First-time buyers face a £2,500 penalty as they have increasingly pushed out the market due to higher interest rates and poor mortgage availability.
Young buyers already have to contend with spiralling house prices which threaten to put home ownership beyond the reach of many. Data published by Halifax, the bank, on Friday showed that average prices hit £250,547 in October following a 7.5pc rise in the past year.
In addition banks have withdrawn hundreds of low-deposit mortgages, meaning that borrowers must find a much bigger down payment before they are able to buy a property.

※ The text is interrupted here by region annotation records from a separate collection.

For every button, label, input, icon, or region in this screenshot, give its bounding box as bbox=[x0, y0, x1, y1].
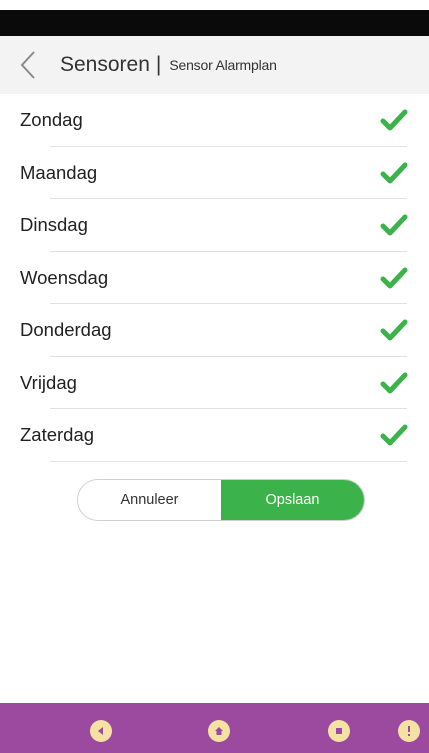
info-icon[interactable] bbox=[398, 720, 420, 742]
day-label: Zondag bbox=[20, 109, 83, 131]
day-row-wednesday[interactable]: Woensdag bbox=[0, 252, 429, 305]
checkmark-icon[interactable] bbox=[379, 315, 409, 345]
checkmark-icon[interactable] bbox=[379, 210, 409, 240]
checkmark-icon[interactable] bbox=[379, 368, 409, 398]
recents-icon[interactable] bbox=[328, 720, 350, 742]
day-list: Zondag Maandag Dinsdag Woensdag Donderda… bbox=[0, 94, 429, 462]
home-icon[interactable] bbox=[208, 720, 230, 742]
title-separator: | bbox=[155, 53, 162, 76]
back-button[interactable] bbox=[0, 36, 56, 94]
action-buttons: Annuleer Opslaan bbox=[77, 479, 365, 521]
page-subtitle: Sensor Alarmplan bbox=[169, 57, 277, 73]
cancel-button[interactable]: Annuleer bbox=[78, 480, 221, 520]
app-screen: Sensoren | Sensor Alarmplan Zondag Maand… bbox=[0, 0, 429, 753]
day-label: Donderdag bbox=[20, 319, 112, 341]
checkmark-icon[interactable] bbox=[379, 420, 409, 450]
day-label: Dinsdag bbox=[20, 214, 88, 236]
day-row-friday[interactable]: Vrijdag bbox=[0, 357, 429, 410]
navigation-bar bbox=[0, 703, 429, 753]
day-label: Vrijdag bbox=[20, 371, 77, 393]
checkmark-icon[interactable] bbox=[379, 263, 409, 293]
chevron-left-icon bbox=[20, 51, 35, 79]
day-label: Woensdag bbox=[20, 266, 109, 288]
checkmark-icon[interactable] bbox=[379, 158, 409, 188]
day-row-tuesday[interactable]: Dinsdag bbox=[0, 199, 429, 252]
status-bar bbox=[0, 10, 429, 36]
day-label: Maandag bbox=[20, 161, 98, 183]
day-row-sunday[interactable]: Zondag bbox=[0, 94, 429, 147]
save-button[interactable]: Opslaan bbox=[221, 480, 364, 520]
day-row-thursday[interactable]: Donderdag bbox=[0, 304, 429, 357]
checkmark-icon[interactable] bbox=[379, 105, 409, 135]
day-row-monday[interactable]: Maandag bbox=[0, 147, 429, 200]
day-row-saturday[interactable]: Zaterdag bbox=[0, 409, 429, 462]
day-label: Zaterdag bbox=[20, 424, 95, 446]
back-icon[interactable] bbox=[90, 720, 112, 742]
header-bar: Sensoren | Sensor Alarmplan bbox=[0, 36, 429, 94]
page-title: Sensoren bbox=[60, 53, 150, 76]
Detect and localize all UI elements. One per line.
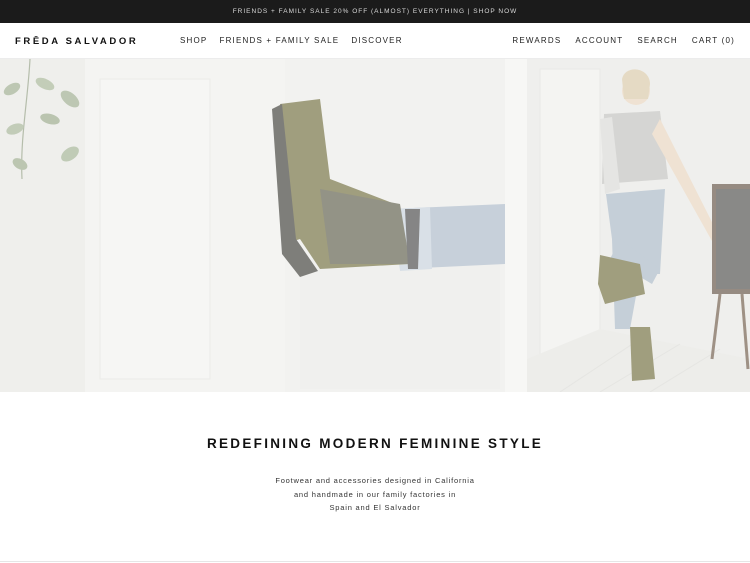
intro-description: Footwear and accessories designed in Cal… [225, 474, 525, 515]
site-header: FRĒDA SALVADOR SHOP FRIENDS + FAMILY SAL… [0, 23, 750, 59]
intro-section: REDEFINING MODERN FEMININE STYLE Footwea… [0, 392, 750, 563]
hero-image[interactable] [0, 59, 750, 392]
nav-rewards[interactable]: REWARDS [512, 36, 561, 45]
promo-banner[interactable]: FRIENDS + FAMILY SALE 20% OFF (ALMOST) E… [0, 0, 750, 23]
primary-nav: SHOP FRIENDS + FAMILY SALE DISCOVER [180, 36, 403, 45]
nav-shop[interactable]: SHOP [180, 36, 207, 45]
hero-wash-overlay [0, 59, 750, 392]
utility-nav: REWARDS ACCOUNT SEARCH CART (0) [512, 36, 735, 45]
description-line: and handmade in our family factories in [293, 489, 457, 499]
nav-account[interactable]: ACCOUNT [575, 36, 623, 45]
nav-discover[interactable]: DISCOVER [351, 36, 402, 45]
nav-friends-family-sale[interactable]: FRIENDS + FAMILY SALE [219, 36, 339, 45]
description-line: Footwear and accessories designed in Cal… [275, 476, 475, 485]
section-divider [0, 561, 750, 562]
page-headline: REDEFINING MODERN FEMININE STYLE [206, 436, 544, 451]
nav-cart[interactable]: CART (0) [692, 36, 735, 45]
nav-search[interactable]: SEARCH [637, 36, 678, 45]
description-line: Spain and El Salvador [329, 503, 421, 512]
brand-logo[interactable]: FRĒDA SALVADOR [15, 36, 138, 47]
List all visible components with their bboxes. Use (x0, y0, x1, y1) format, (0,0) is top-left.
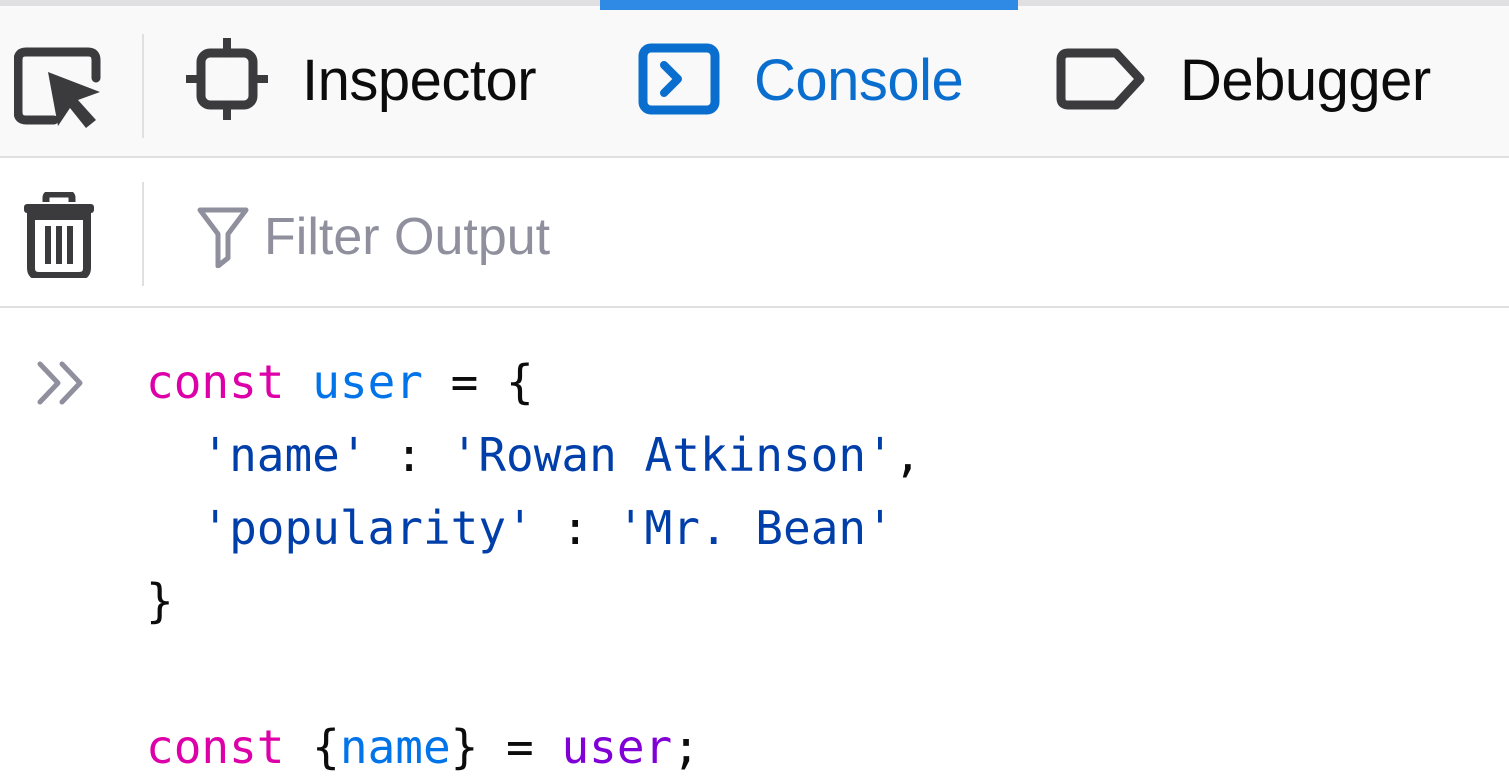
console-toolbar (0, 158, 1509, 308)
string-token: 'Mr. Bean' (616, 501, 894, 555)
tab-debugger-label: Debugger (1180, 48, 1431, 113)
identifier-token: name (339, 720, 451, 774)
keyword-token: const (146, 355, 285, 409)
identifier-token: user (561, 720, 673, 774)
filter-icon (197, 207, 249, 268)
tab-console[interactable]: Console (600, 0, 1018, 156)
console-input-area[interactable]: const user = { 'name' : 'Rowan Atkinson'… (0, 308, 1509, 774)
tab-debugger[interactable]: Debugger (1056, 6, 1431, 156)
console-icon (638, 43, 720, 120)
string-token: 'name' (201, 428, 368, 482)
toolbar-separator (142, 182, 144, 286)
element-picker-icon (13, 47, 101, 128)
identifier-token: user (312, 355, 423, 409)
string-token: 'Rowan Atkinson' (450, 428, 894, 482)
trash-icon (24, 190, 94, 280)
string-token: 'popularity' (201, 501, 534, 555)
chevron-double-right-icon (37, 361, 83, 405)
filter-box[interactable] (196, 202, 884, 272)
debugger-icon (1056, 47, 1146, 116)
tab-inspector-label: Inspector (302, 48, 537, 113)
element-picker-button[interactable] (13, 46, 108, 132)
clear-console-button[interactable] (22, 190, 96, 280)
filter-output-input[interactable] (264, 207, 884, 267)
inspector-icon (183, 34, 271, 125)
keyword-token: const (146, 720, 285, 774)
tab-console-label: Console (754, 48, 964, 113)
devtools-tab-bar: Inspector Console Debugger (0, 0, 1509, 158)
code-editor[interactable]: const user = { 'name' : 'Rowan Atkinson'… (146, 346, 921, 784)
tab-bar-separator (142, 34, 144, 138)
tab-inspector[interactable]: Inspector (183, 6, 537, 156)
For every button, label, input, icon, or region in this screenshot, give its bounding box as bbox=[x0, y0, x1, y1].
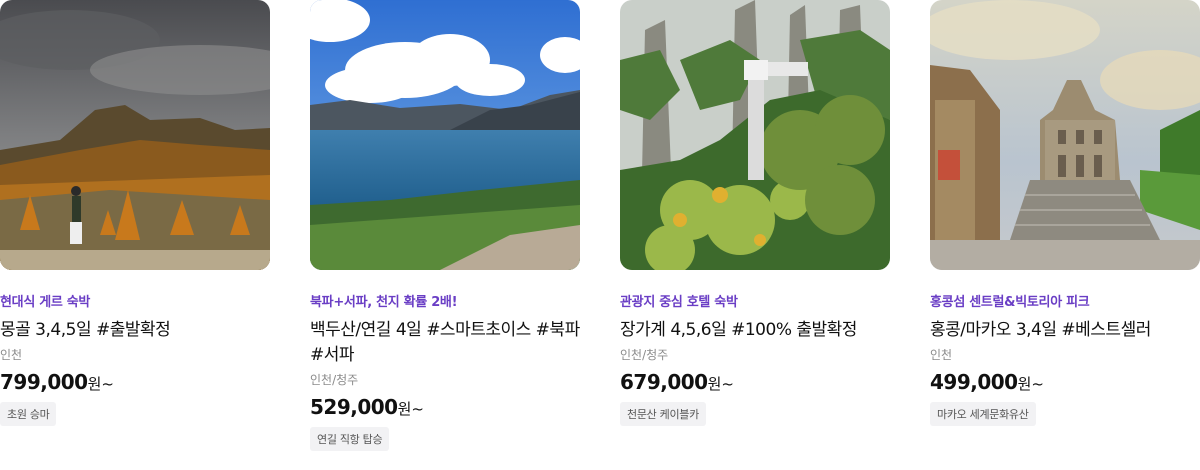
departure-city: 인천/청주 bbox=[310, 373, 359, 387]
product-card-zhangjiajie[interactable]: 관광지 중심 호텔 숙박 장가계 4,5,6일 #100% 출발확정 인천/청주… bbox=[620, 0, 890, 426]
price-amount: 499,000 bbox=[930, 370, 1018, 394]
product-image-mongolia[interactable] bbox=[0, 0, 270, 270]
feature-badge: 천문산 케이블카 bbox=[620, 402, 706, 426]
price-amount: 799,000 bbox=[0, 370, 88, 394]
baekdu-crater-lake-photo bbox=[310, 0, 580, 270]
feature-badge: 연길 직항 탑승 bbox=[310, 427, 390, 451]
product-card-mongolia[interactable]: 현대식 게르 숙박 몽골 3,4,5일 #출발확정 인천 799,000 원~ … bbox=[0, 0, 270, 426]
product-title[interactable]: 홍콩/마카오 3,4일 #베스트셀러 bbox=[930, 318, 1200, 343]
macau-st-pauls-ruins-photo bbox=[930, 0, 1200, 270]
departure-city: 인천 bbox=[930, 348, 953, 362]
product-title[interactable]: 장가계 4,5,6일 #100% 출발확정 bbox=[620, 318, 890, 343]
product-title[interactable]: 백두산/연길 4일 #스마트초이스 #북파 #서파 bbox=[310, 318, 580, 368]
product-card-hongkong-macau[interactable]: 홍콩섬 센트럴&빅토리아 피크 홍콩/마카오 3,4일 #베스트셀러 인천 49… bbox=[930, 0, 1200, 426]
departure-city: 인천 bbox=[0, 348, 23, 362]
price-row: 679,000 원~ bbox=[620, 370, 890, 394]
feature-badge: 마카오 세계문화유산 bbox=[930, 402, 1036, 426]
price-row: 499,000 원~ bbox=[930, 370, 1200, 394]
product-card-baekdu[interactable]: 북파+서파, 천지 확률 2배! 백두산/연길 4일 #스마트초이스 #북파 #… bbox=[310, 0, 580, 451]
price-suffix: 원~ bbox=[1017, 375, 1044, 393]
product-image-zhangjiajie[interactable] bbox=[620, 0, 890, 270]
price-suffix: 원~ bbox=[707, 375, 734, 393]
price-suffix: 원~ bbox=[397, 400, 424, 418]
price-row: 799,000 원~ bbox=[0, 370, 270, 394]
product-image-baekdu[interactable] bbox=[310, 0, 580, 270]
price-amount: 679,000 bbox=[620, 370, 708, 394]
promo-tag: 홍콩섬 센트럴&빅토리아 피크 bbox=[930, 295, 1090, 310]
price-amount: 529,000 bbox=[310, 395, 398, 419]
price-row: 529,000 원~ bbox=[310, 395, 580, 419]
promo-tag: 북파+서파, 천지 확률 2배! bbox=[310, 295, 458, 310]
product-title[interactable]: 몽골 3,4,5일 #출발확정 bbox=[0, 318, 270, 343]
zhangjiajie-cliffs-photo bbox=[620, 0, 890, 270]
departure-city: 인천/청주 bbox=[620, 348, 669, 362]
price-suffix: 원~ bbox=[87, 375, 114, 393]
mongolia-steppe-photo bbox=[0, 0, 270, 270]
product-image-hongkong-macau[interactable] bbox=[930, 0, 1200, 270]
promo-tag: 현대식 게르 숙박 bbox=[0, 295, 91, 310]
promo-tag: 관광지 중심 호텔 숙박 bbox=[620, 295, 738, 310]
feature-badge: 초원 승마 bbox=[0, 402, 57, 426]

Those able to pass these hurdles have been hit with higher interest rates this year, as banks increased charges for those with smaller deposits. This is despite the Bank of England setting interest rates at a record low of 0.1pc earlier this year.
Analysis for Telegraph Money by Hamptons International, an estate agent, showed buyers are spending as much as £2,484 a year more on their mortgage because of these changes.
Bank of England data showed that the average 5pc mortgage rate has risen from 2.96pc to 3.9pc in the past year.
Similarly, rates for 10pc loans have increased from 2.1pc to 2.79pc. Small deposit rates have increased much faster than those charged to customers with large deposits, Hamptons said.
Its analysis found that the average first-time buyer in Britain now spends £97 a month more for their mortgage than they did a year ago, with the average spend rising from £783 to £880 a year. This is equivalent to an extra £1,164 a year being spent on housing costs.
In some parts of the country the rise has been more significant. In London mortgage costs have risen by £207 a month, or £2,484 a year.
Aneisha Beveridge, of Hamptons, said that mortgage lenders viewed small-deposit borrowers as risky and had increased rates accordingly. Most have withdrawn from the 5pc mortgage market entirely, she added.
However, there are signs that the 10pc mortgage market could slowly be returning. Chris Sykes of Private Finance, a mortgage broker, said new options had been launched by Accord Mortgages and Aldermore bank in recent days, although the Accord loans are only available to customers on a temporary basis.
Mr Sykes said that both these firms were smaller lenders and that first-time buyers desperately needed a high-street brand to return to the small-deposit market. Few banks want to offer these loans for fear of a house price crash in the new year, he added.
“Ultimately, no lender wants to be holding a huge amount of these types of loans if there prices fall,” he said.